AC: We talked at the recent Dealflow conference about your InDemand and ShippingNow features and how the world of e-commerce is merging with capital-raising and crowdfunding. Talk more about that.
SR: What we’re seeing is what used to be very separate segments of the market—you can think of it as five segments. First, you have the pre-campaign phase, where you’re building up your social audience and finding people who are interested. Second, is the campaign segment, where you’re showing market validation by getting funding. Then, once the campaign is over, it’s going to take you 12 months to make your product, so you have to figure out how to service that opportunity for 12 months before you ship it—and that’s our InDemand offering, which lets you continue to take pre-orders after your campaign has ended. The fourth segment is selling, which is happening on Amazon and Indiegogo now. And the fifth is what we’re entering into now: investment.

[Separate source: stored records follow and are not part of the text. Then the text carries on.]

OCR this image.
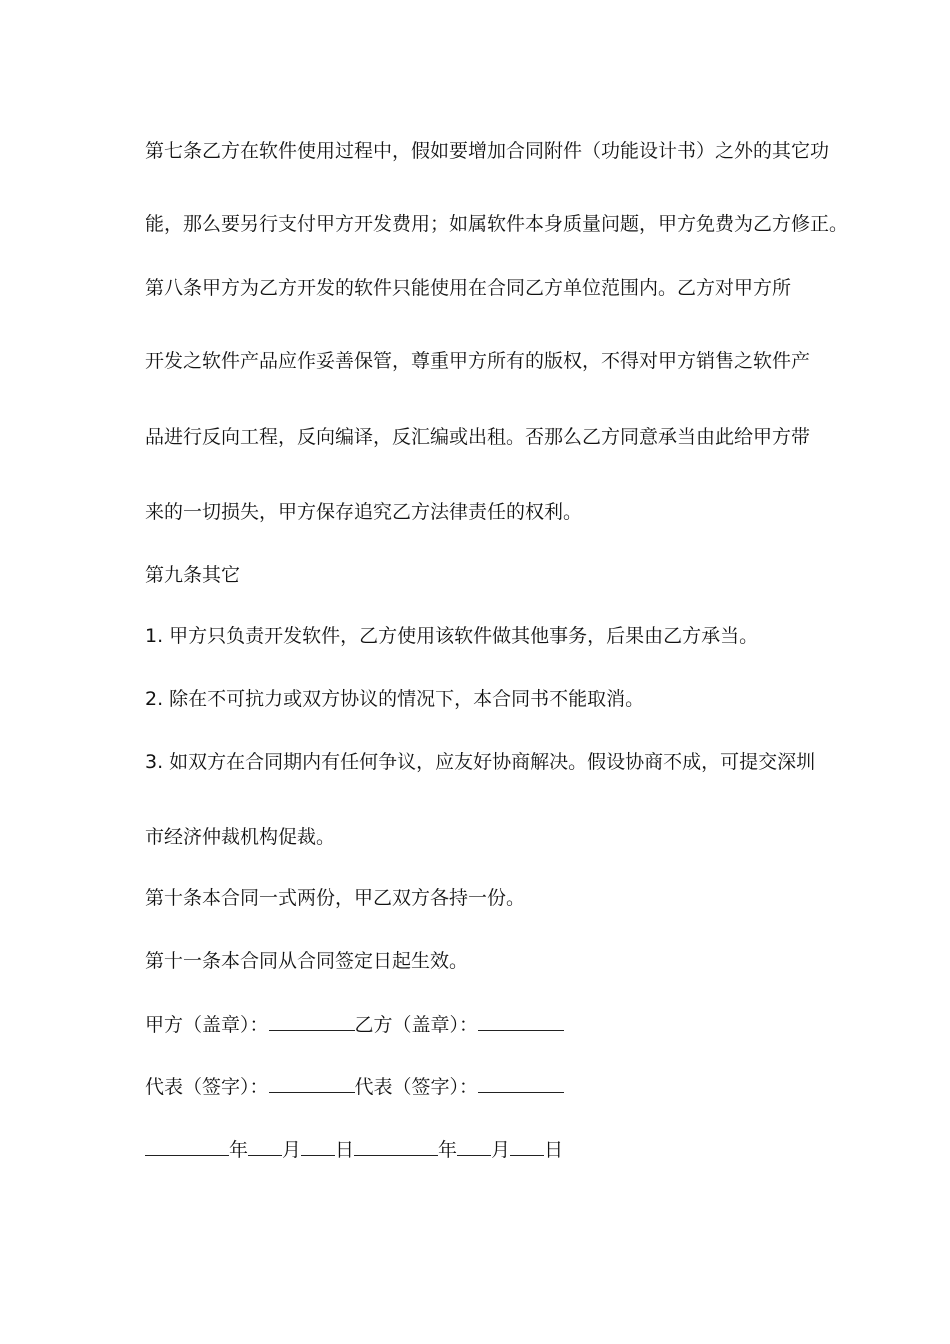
第七条乙方在软件使用过程中，假如要增加合同附件（功能设计书）之外的其它功
能，那么要另行支付甲方开发费用；如属软件本身质量问题，甲方免费为乙方修正。
第八条甲方为乙方开发的软件只能使用在合同乙方单位范围内。乙方对甲方所
开发之软件产品应作妥善保管，尊重甲方所有的版权，不得对甲方销售之软件产
品进行反向工程，反向编译，反汇编或出租。否那么乙方同意承当由此给甲方带
来的一切损失，甲方保存追究乙方法律责任的权利。
第九条其它
1. 甲方只负责开发软件，乙方使用该软件做其他事务，后果由乙方承当。
2. 除在不可抗力或双方协议的情况下，本合同书不能取消。
3. 如双方在合同期内有任何争议，应友好协商解决。假设协商不成，可提交深圳
市经济仲裁机构促裁。
第十条本合同一式两份，甲乙双方各持一份。
第十一条本合同从合同签定日起生效。
甲方（盖章）：	乙方（盖章）：
代表（签字）：	代表（签字）：
年 月 日	年 月 日
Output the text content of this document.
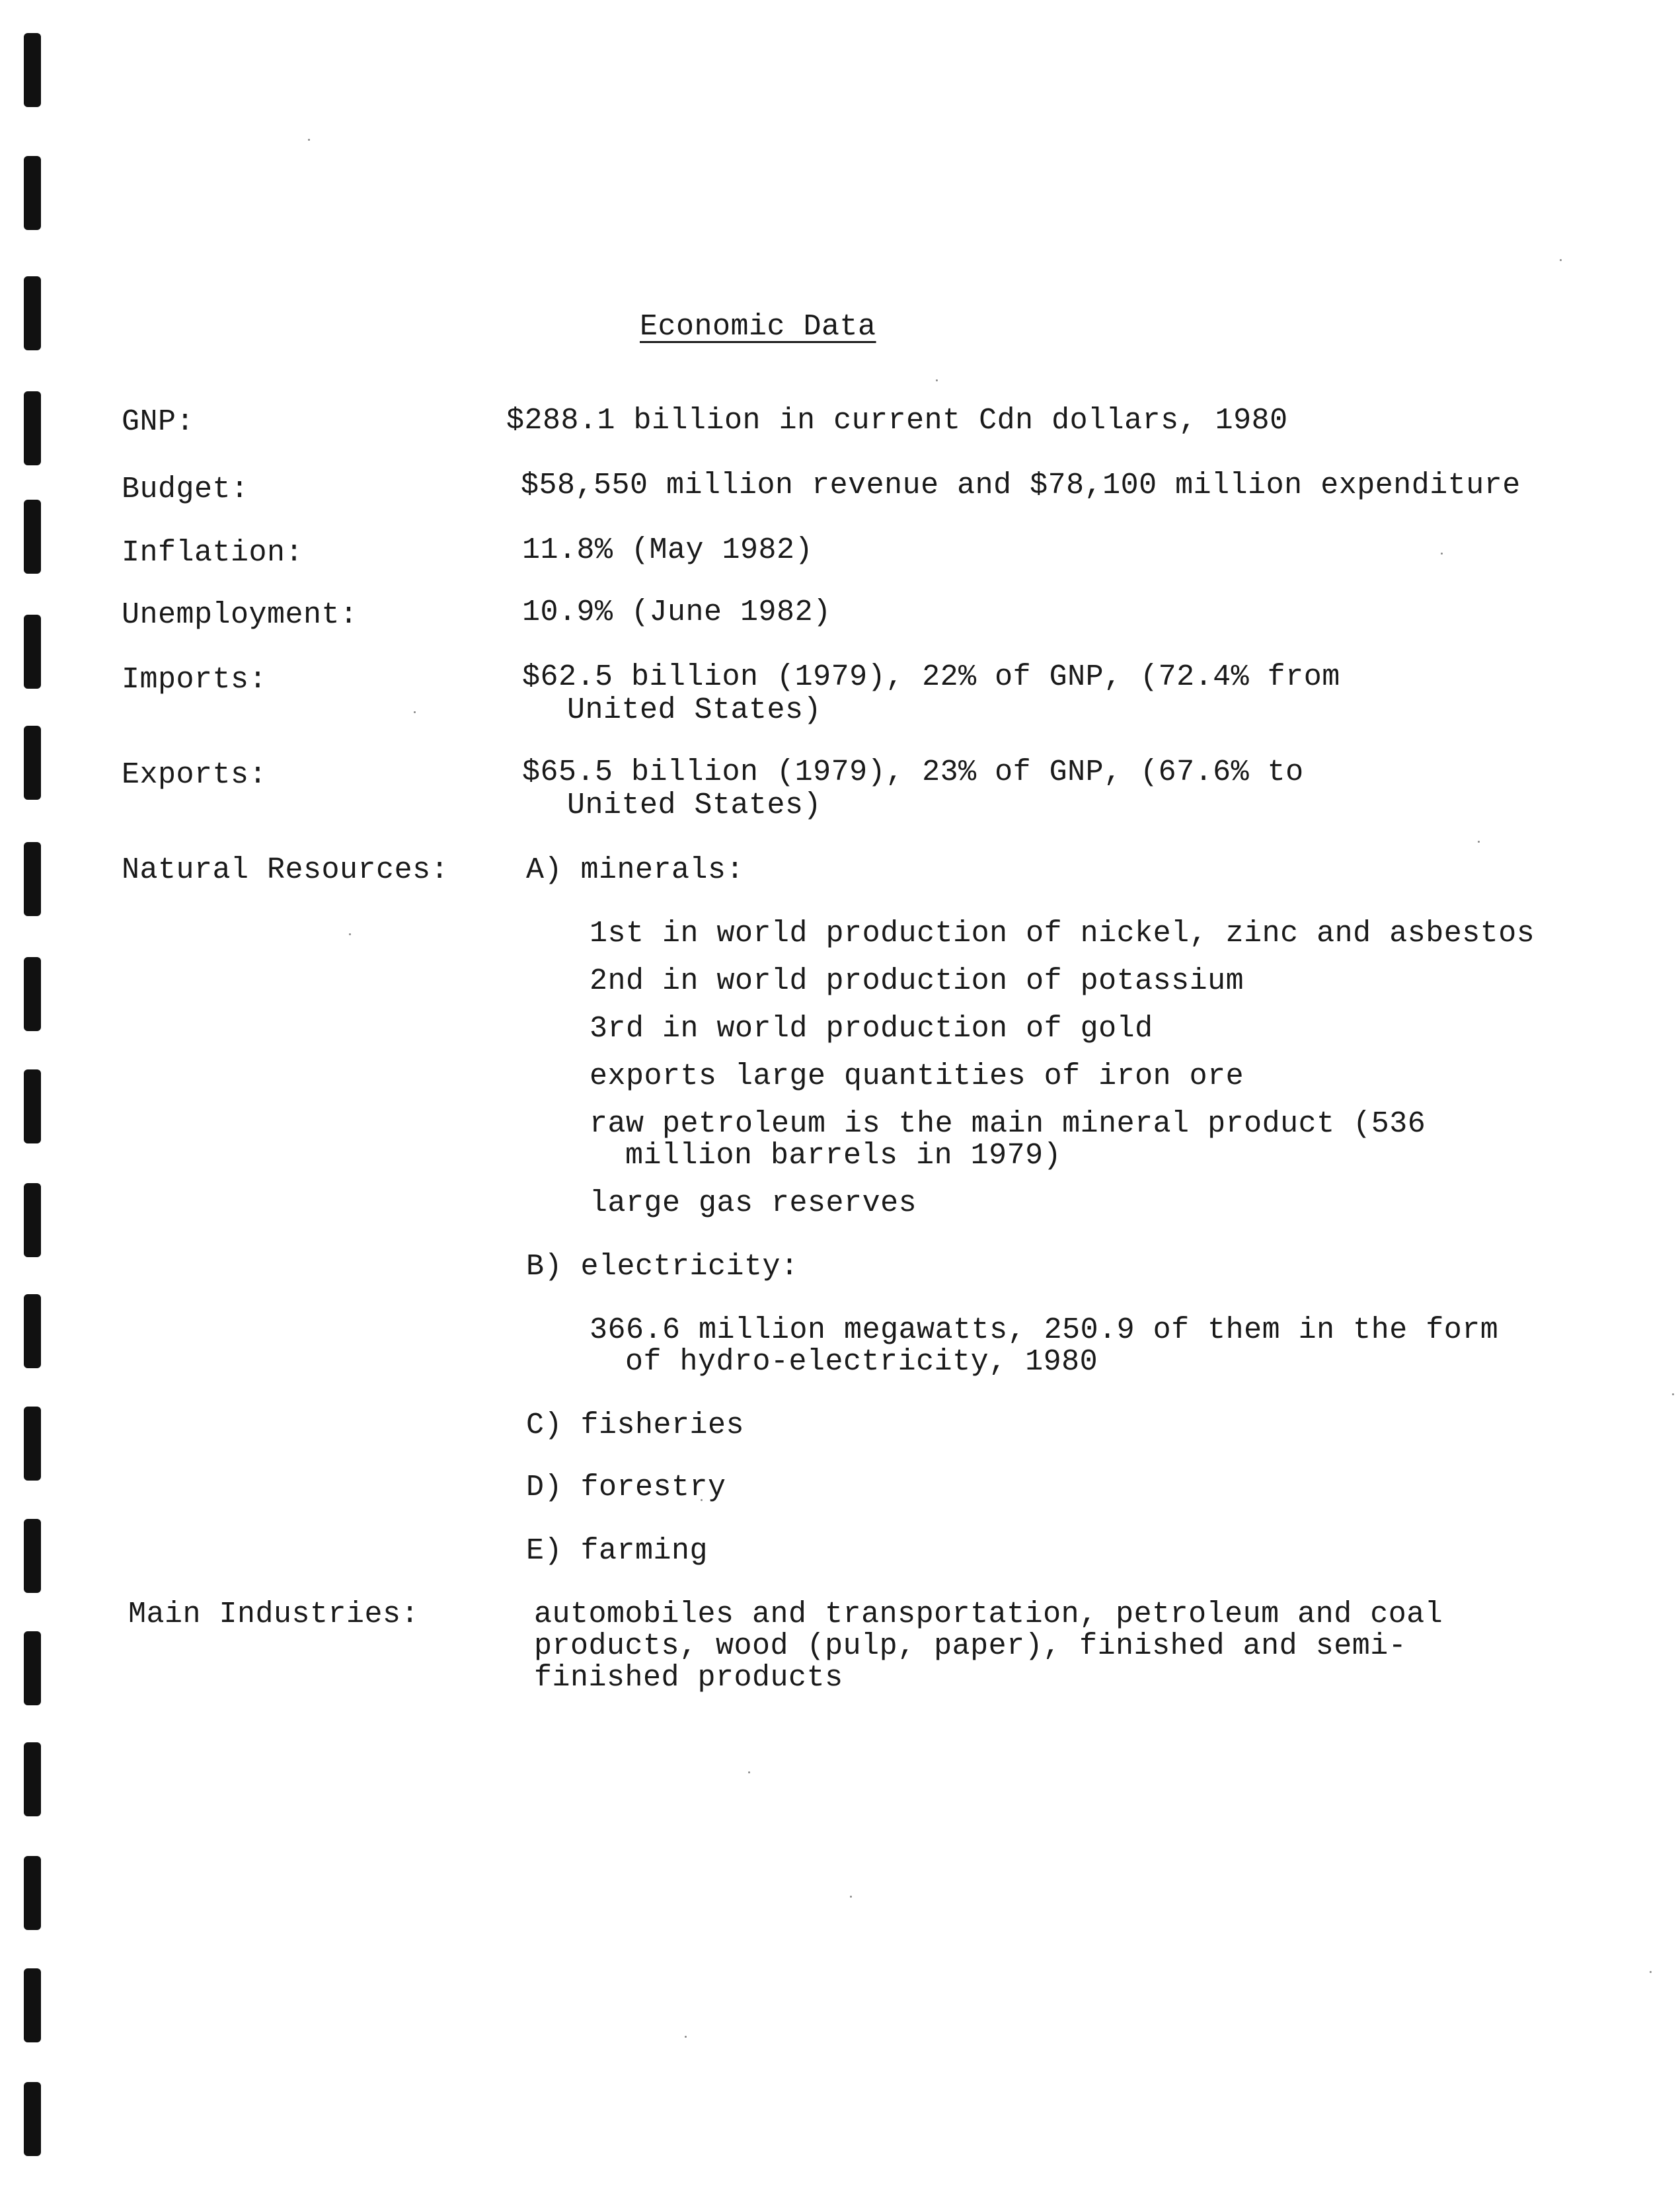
Economic Data
GNP:	$288.1 billion in current Cdn dollars, 1980
Budget:	$58,550 million revenue and $78,100 million expenditure
Inflation:	11.8% (May 1982)
Unemployment:	10.9% (June 1982)
Imports:	$62.5 billion (1979), 22% of GNP, (72.4% from
United States)
Exports:	$65.5 billion (1979), 23% of GNP, (67.6% to
United States)
Natural Resources:	A) minerals:
1st in world production of nickel, zinc and asbestos
2nd in world production of potassium
3rd in world production of gold
exports large quantities of iron ore
raw petroleum is the main mineral product (536
million barrels in 1979)
large gas reserves
B) electricity:
366.6 million megawatts, 250.9 of them in the form
of hydro-electricity, 1980
C) fisheries
D) forestry
E) farming
Main Industries:	automobiles and transportation, petroleum and coal
products, wood (pulp, paper), finished and semi-
finished products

“If you look at the comments on many of our campaigns, they’re like, how come I can’t invest in this company?”
We’re seeing more of a consolidation and collapse between what is a campaign, what is pre-order, what is commerce. Where is the distinction between where one starts and where one ends? You see the companies that started on the earlier part of that lifecycle like Indigogo moving farther down the lifecycle, and companies farther down the lifecycle like an Amazon moving earlier into it. We’ll see more integration. With Title III, we’re in the very early days of figuring out how equity participates in that. Especially when you start integrating perks into your equity raises, you really start seeing some dynamism between those five originally siloed segments.
AC: How do you see Indiegogo’s differentiation in this increasingly crowded equity crowdfunding field?

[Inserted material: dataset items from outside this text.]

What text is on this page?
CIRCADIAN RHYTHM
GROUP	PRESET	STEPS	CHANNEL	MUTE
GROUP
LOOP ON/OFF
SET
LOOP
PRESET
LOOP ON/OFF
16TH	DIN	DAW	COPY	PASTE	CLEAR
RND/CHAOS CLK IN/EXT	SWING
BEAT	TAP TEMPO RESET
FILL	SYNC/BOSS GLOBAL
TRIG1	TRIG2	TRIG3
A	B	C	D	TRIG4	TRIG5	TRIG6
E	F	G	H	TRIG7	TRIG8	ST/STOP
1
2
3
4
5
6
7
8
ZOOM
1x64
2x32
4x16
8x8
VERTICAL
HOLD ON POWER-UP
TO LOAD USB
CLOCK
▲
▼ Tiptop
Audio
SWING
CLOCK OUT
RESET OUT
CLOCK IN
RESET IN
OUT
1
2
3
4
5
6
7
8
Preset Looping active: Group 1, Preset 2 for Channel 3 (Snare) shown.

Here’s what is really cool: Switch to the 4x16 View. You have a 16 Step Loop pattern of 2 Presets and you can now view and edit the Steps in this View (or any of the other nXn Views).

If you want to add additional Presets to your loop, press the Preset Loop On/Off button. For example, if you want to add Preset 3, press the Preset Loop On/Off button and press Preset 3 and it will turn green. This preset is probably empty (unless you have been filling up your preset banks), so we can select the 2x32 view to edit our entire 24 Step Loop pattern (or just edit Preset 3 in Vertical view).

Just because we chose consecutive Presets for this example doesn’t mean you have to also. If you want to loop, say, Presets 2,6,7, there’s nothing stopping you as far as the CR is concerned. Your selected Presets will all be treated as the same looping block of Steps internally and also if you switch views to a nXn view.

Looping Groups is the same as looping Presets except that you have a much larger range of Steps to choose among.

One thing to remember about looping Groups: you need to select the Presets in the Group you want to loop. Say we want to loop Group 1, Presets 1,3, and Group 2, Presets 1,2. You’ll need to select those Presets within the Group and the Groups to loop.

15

SR: It’s really built on top of the experience of the two organizations that are partnering to come together—Indiegogo and MicroVentures. With Title III, we’re talking about a brand new industry with mostly brand new companies.
Indiegogo launched in 2008, has raised over $1 billion, worked with hundreds of thousands of entrepreneurs, we’re getting pretty massive reach, with nearly 9 million backers to date. Also, the amount of institutional VC funds that have followed Indiegogo campaigns is around $1 billion. MicroVentures launched in 2011 and already has done $100 million in volume from investors, so for them the concept of investing is not new, but Title III is. And here’s an interesting stat: More than 95% of their deals have been fully funded. The combination I think is super exciting.
So many people have been asking when is Indiegogo going to come out. If you look at the comments on many of our campaigns, they’re like, how come I can’t invest in this company? When can I invest in this company? There’s so much validation that Indiegogo should be moving into equity crowdfunding. We have this experience, we have this incredible trust we’ve built up over the last decade of work and we have this incredible partner to be able to hopefully do something really special.
AC: What do you expect for growth next year?
SR: It’s too early to say. But if you look at InDemand, which was introduced two years ago, we had moderate expectations and it has grow to be a significant portion of the Indiegogo marketplace. We look at this similarly. If people have a good experience, it will grow.